Operating Engineers Local 3 and the Transbay Terminal
Organized Labor
Operating Engineers Local 3
Demolishing the Transbay Terminal
Demolition work provides instant gratification. As one operating engineer stated, When you arrive, there's a huge building, and at the end of the day, it's rubble. You can really see what you did that day. Some workers take photographs of the building they are about to destroy so they have a record of what they did, because once the building's gone, it's gone.
Demolition is the most dangerous part of a project, because it is the most unpredictable. When a 9000-pound wrecking ball hits a a concrete pillar, the concrete explodes. Dodging flying concrete is part of the crane operator's job.
Fallen skyscrapers create a riverbed of waist-high concrete chunks.
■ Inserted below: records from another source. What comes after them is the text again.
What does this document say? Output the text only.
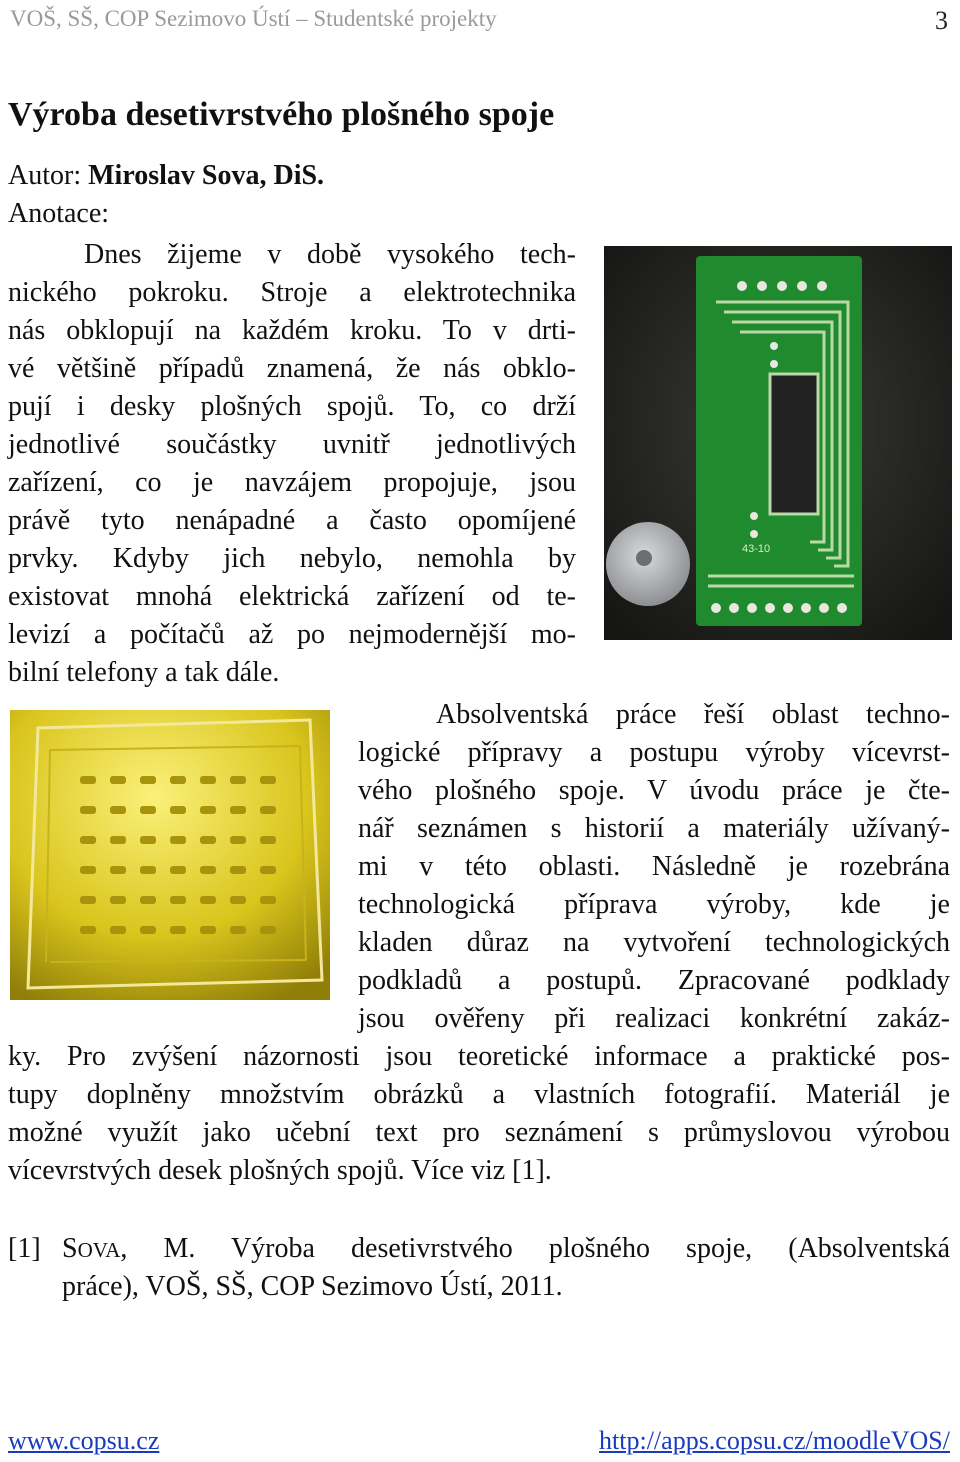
VOŠ, SŠ, COP Sezimovo Ústí – Studentské projekty	3
Výroba desetivrstvého plošného spoje
Autor: Miroslav Sova, DiS.
Anotace:
Dnes žijeme v době vysokého tech-
nického pokroku. Stroje a elektrotechnika
nás obklopují na každém kroku. To v drti-
vé většině případů znamená, že nás obklo-
pují i desky plošných spojů. To, co drží
jednotlivé součástky uvnitř jednotlivých
zařízení, co je navzájem propojuje, jsou
právě tyto nenápadné a často opomíjené
prvky. Kdyby jich nebylo, nemohla by
existovat mnohá elektrická zařízení od te-
levizí a počítačů až po nejmodernější mo-
bilní telefony a tak dále.
43-10
Absolventská práce řeší oblast techno-
logické přípravy a postupu výroby vícevrst-
vého plošného spoje. V úvodu práce je čte-
nář seznámen s historií a materiály užívaný-
mi v této oblasti. Následně je rozebrána
technologická příprava výroby, kde je
kladen důraz na vytvoření technologických
podkladů a postupů. Zpracované podklady
jsou ověřeny při realizaci konkrétní zakáz-
ky. Pro zvýšení názornosti jsou teoretické informace a praktické pos-
tupy doplněny množstvím obrázků a vlastních fotografií. Materiál je
možné využít jako učební text pro seznámení s průmyslovou výrobou
vícevrstvých desek plošných spojů. Více viz [1].
[1] SOVA, M. Výroba desetivrstvého plošného spoje, (Absolventská
práce), VOŠ, SŠ, COP Sezimovo Ústí, 2011.
www.copsu.cz	http://apps.copsu.cz/moodleVOS/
Transversing the construction site at that point is like hopping from one unsteady boulder to the next. The concrete is eventually ground up and recycled.
On the Job Site visited Operating Engineers Local 3 members as they demolished the old Transbay Terminal to prepare the site for the building of what will become the mega transportation hub of the Bay Area. When completed, it will be the Grand Central Station of the west coast, connecting metro, buses and light rail.
Local 3 represents not only heavy equipment operators, but also construction inspectors, testers, and surveyors. Local 3 has 40,000 members and covers Northern California, Northern Nevada, Hawaii and Utah, making it the largest construction trades local in the United States.